UVM is all about reuse. Reuse has several different aspects:

  1. Reuse of an engineers knowledge -- those experienced with UVM can usually jump onto an existing or new UVM project with very little ramp time. I have seen some verification environments using their own methodology that literally took months for new engineers to come up to speed on. Mind you misuse of UVM can lead to the same conclusion if you don't stay within the standard itself.
  2. Reuse of verification components -- means you can reuse a UVM environment without editing a single line of code provided by that environment. This is huge.
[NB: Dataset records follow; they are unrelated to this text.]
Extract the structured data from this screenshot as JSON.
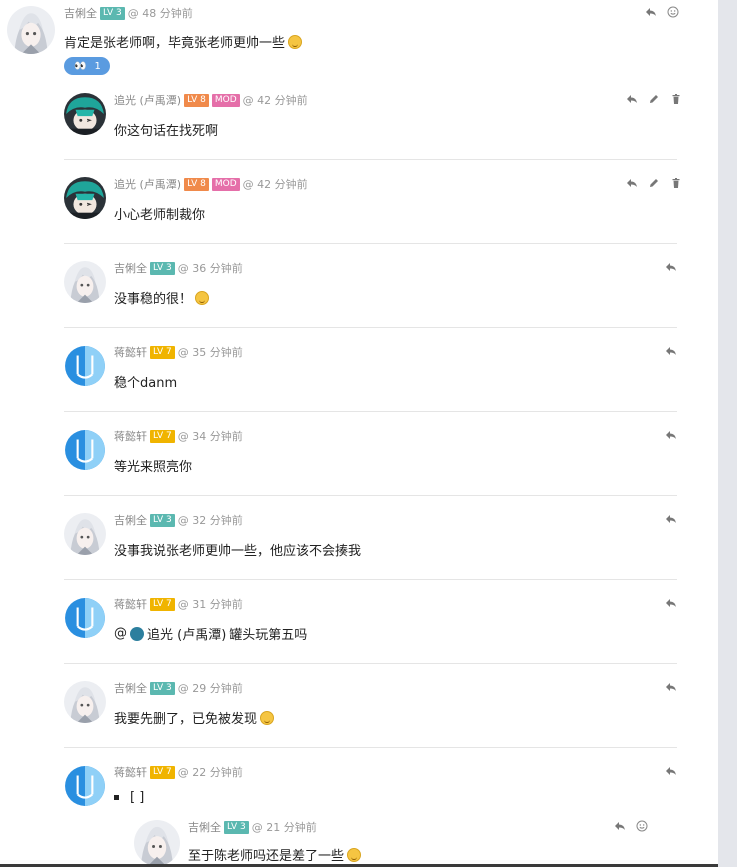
{
  "comments": [
    {
      "name": "吉俐全",
      "level": "LV 3",
      "time": "@ 48 分钟前",
      "text": "肯定是张老师啊，毕竟张老师更帅一些"
    },
    {
      "name": "追光 (卢禹潭)",
      "level": "LV 8",
      "role": "MOD",
      "time": "@ 42 分钟前",
      "text": "你这句话在找死啊"
    },
    {
      "name": "追光 (卢禹潭)",
      "level": "LV 8",
      "role": "MOD",
      "time": "@ 42 分钟前",
      "text": "小心老师制裁你"
    },
    {
      "name": "吉俐全",
      "level": "LV 3",
      "time": "@ 36 分钟前",
      "text": "没事稳的很！"
    },
    {
      "name": "蒋懿轩",
      "level": "LV 7",
      "time": "@ 35 分钟前",
      "text": "稳个danm"
    },
    {
      "name": "蒋懿轩",
      "level": "LV 7",
      "time": "@ 34 分钟前",
      "text": "等光来照亮你"
    },
    {
      "name": "吉俐全",
      "level": "LV 3",
      "time": "@ 32 分钟前",
      "text": "没事我说张老师更帅一些，他应该不会揍我"
    },
    {
      "name": "蒋懿轩",
      "level": "LV 7",
      "time": "@ 31 分钟前",
      "mention_prefix": "@",
      "mention_name": "追光 (卢禹潭)",
      "text": "罐头玩第五吗"
    },
    {
      "name": "吉俐全",
      "level": "LV 3",
      "time": "@ 29 分钟前",
      "text": "我要先删了，已免被发现"
    },
    {
      "name": "蒋懿轩",
      "level": "LV 7",
      "time": "@ 22 分钟前",
      "text": "[ ]"
    },
    {
      "name": "吉俐全",
      "level": "LV 3",
      "time": "@ 21 分钟前",
      "text": "至于陈老师吗还是差了一些"
    }
  ],
  "reaction": {
    "emoji": "👀",
    "count": "1"
  },
  "icons": {
    "reply": "reply-icon",
    "emoji": "smile-icon",
    "edit": "pencil-icon",
    "delete": "trash-icon"
  },
  "colors": {
    "lv3": "#5bb8b0",
    "lv7": "#f0b400",
    "lv8": "#f08a4b",
    "mod": "#e56fa9",
    "reaction": "#5a9be0"
  }
}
It is possible to purchase UVM components that test standard interfaces (e.g., 1G Ethernet) and not have to create the code yourself. It still requires the expertise to plug the component into your environment, but it is relatively easy to do.

UVM also means application of a tried and tested methodology rather than role your own.

Downsides to UVM include:

  1. UVM is fairly complex and to get the most out of it generally requires training
  2. UVM is fairly large as a body of code and has a lot of boilerplate code

Bottom-line: You don't have to use UVM to verify your code, but if your designs are large enough, it seem crazy not to adopt it. You can hire employees and contractors that know how to do leverage UVM and purchase components to shorten your design task. For small/tiny designs, it may not make sense.

Yes may be, my design was fairly small. Small Sensor ASIC. Thanks for detailed answer sir.